My wife and I have decided to start implementing a 5 year plan. The ultimate goal of the plan is to end up living on a boat on Kent Island in Maryland. For me, the dream of living on the water started when I was a kid and my family had a small trailer in a campground just outside of Rehobeth Beach, Delaware.
The time spent at the beach and the time spent fishing with my Dad and UD provided me with some of my fondest memories. The trailer was nothing special and, at the beginning, the boats we on the older side and required constant repair, but I fell in love with salt water fishing and the time spent on the water. It was a fantastic time in my life. I got to spend the days on the Rehobeth and Indian River bays, and the evenings with whole family cooking dinners over a camp fire and just spending a lot of time together.
Once I graduated high school, I left Central Pennsylvania and started a new adventure in Newport News, Virginia and Virginia Beach. I took an apprenticeship at Newport News Ship Building where I had the opportunity to be a part of building Virginia Class Submarines and Nimitz Class Aircraft Carriers. The work was amazing and I was learning something new every day. But, as an 18 year old living on my own in a town like Virginia Beach, I made some poor decisions. After 2 years of being on my own, I decided to move home. My family, of course, welcomed me home with open arms and I started over.
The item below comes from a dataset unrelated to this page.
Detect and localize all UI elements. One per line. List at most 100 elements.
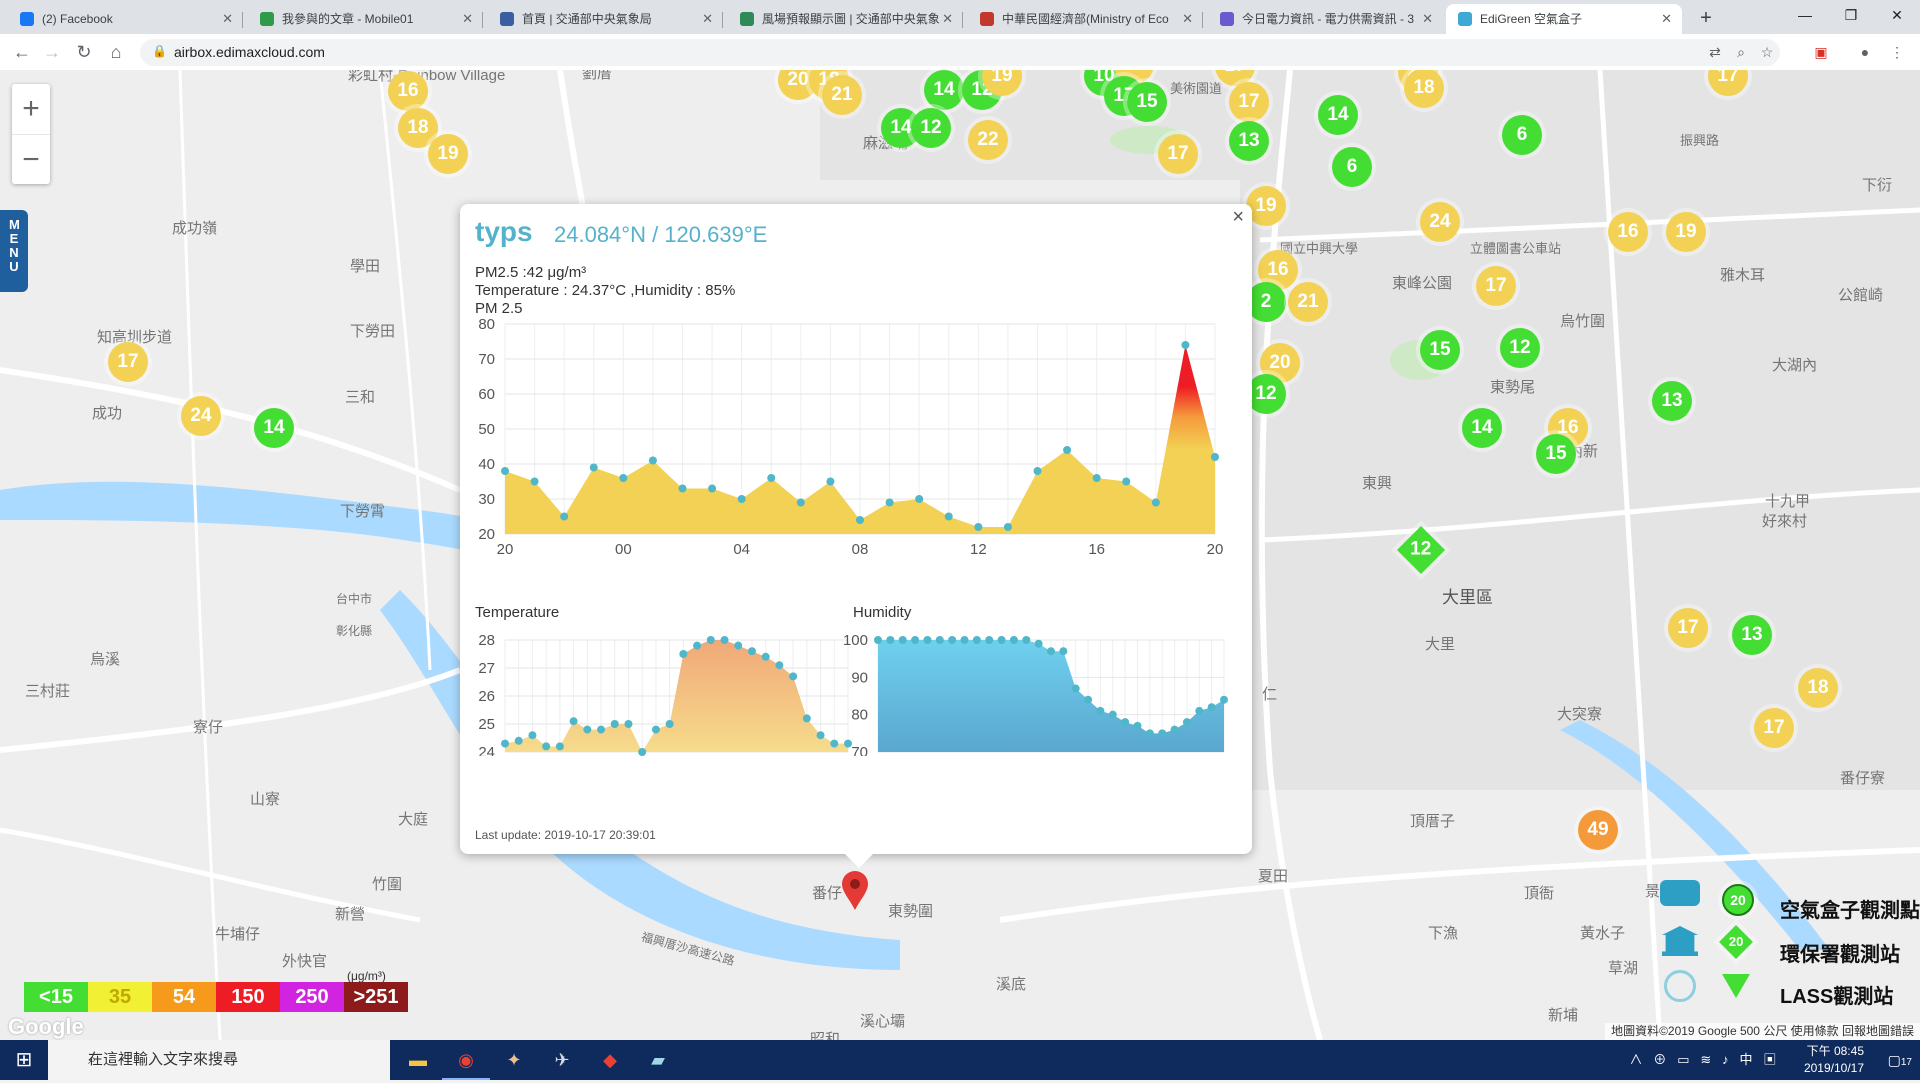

At the time, my Father owned a small construction company so I went to work for the family business. It was not long before my middle brother, Matt, joined us and then, for a short time, my youngest brother, Kirk. We all were able to build a fairly successful small construction company. One of the larger companies, A. P. Williams, that we subcontracted to, wanted my Dad to come work for them full-time, and made him an offer he could not pass up. At that point, Matt and I finished the outstanding work we had on the books and closed the company. Matt went to college and I went to work for a sister company of A. P. Williams. I worked my way up to a Foreman position very quickly. Once I reached that level, there was no more room for me to advance.
The next step was to transfer over to A. P. Williams. Paul Williams took me under his wing, and started training me to manage larger commercial construction projects. At the same time, my Father and many others at A. P. trained me in commercial carpentry. Fast forward 12 years and I have worked my way up to being a Project Manager, Safety Officer, Personnel Manager, and general office maintenance man. I think I have done pretty well for myself for someone who’s formal education stopped after high school.
I have always subscribed to the thinking that I work very hard and the only way to justify all this hard work was to buy things that I thought I would enjoy. I work hard so I can play harder, and I am very good at spending money.
Moving down the road of life, I started seeing many people that I worked with passing away too young and without being able to enjoy the later years of life when the work is finished and they could enjoy the fruits of all of their hard work. I started to really wonder if the worst were to happen, could I say that I have no regrets? I put these thoughts out of my head and continued to work well over 40 hours a week. I have said many times, when it is finally time to retire, I would buy a boat and move aboard to cruise anywhere I wanted to, and fish as much as any person possibly could. I spent hours looking a boats on the internet and wearing my wife out with constant talk of moving aboard and cruising off into the sunset, someday.
Then the stress of my work started to consume me. Along with the stress, a former class mate and friend of mine quit his very stable (and I assume well-paying) job to hike the Appalachian Trail. Very quickly, the thoughts and dreams of picking up and starting over on a boat rushed back. Then, over the summer, another former class mate of mine passed away. I started thinking even more. I work and I buy and I work. Is all the stuff; the house, the cars, the motorcycle, and all the smaller “stuff” worth all the stress? Would I be happier doing things I wanted to do rather than surrounding myself with “stuff?” How long do I really have on this earth to do those things?
I then began talking to my wife about really making this happen sooner rather than later.
To my complete surprise, she was having the same feelings. With that revelation, our new adventure began!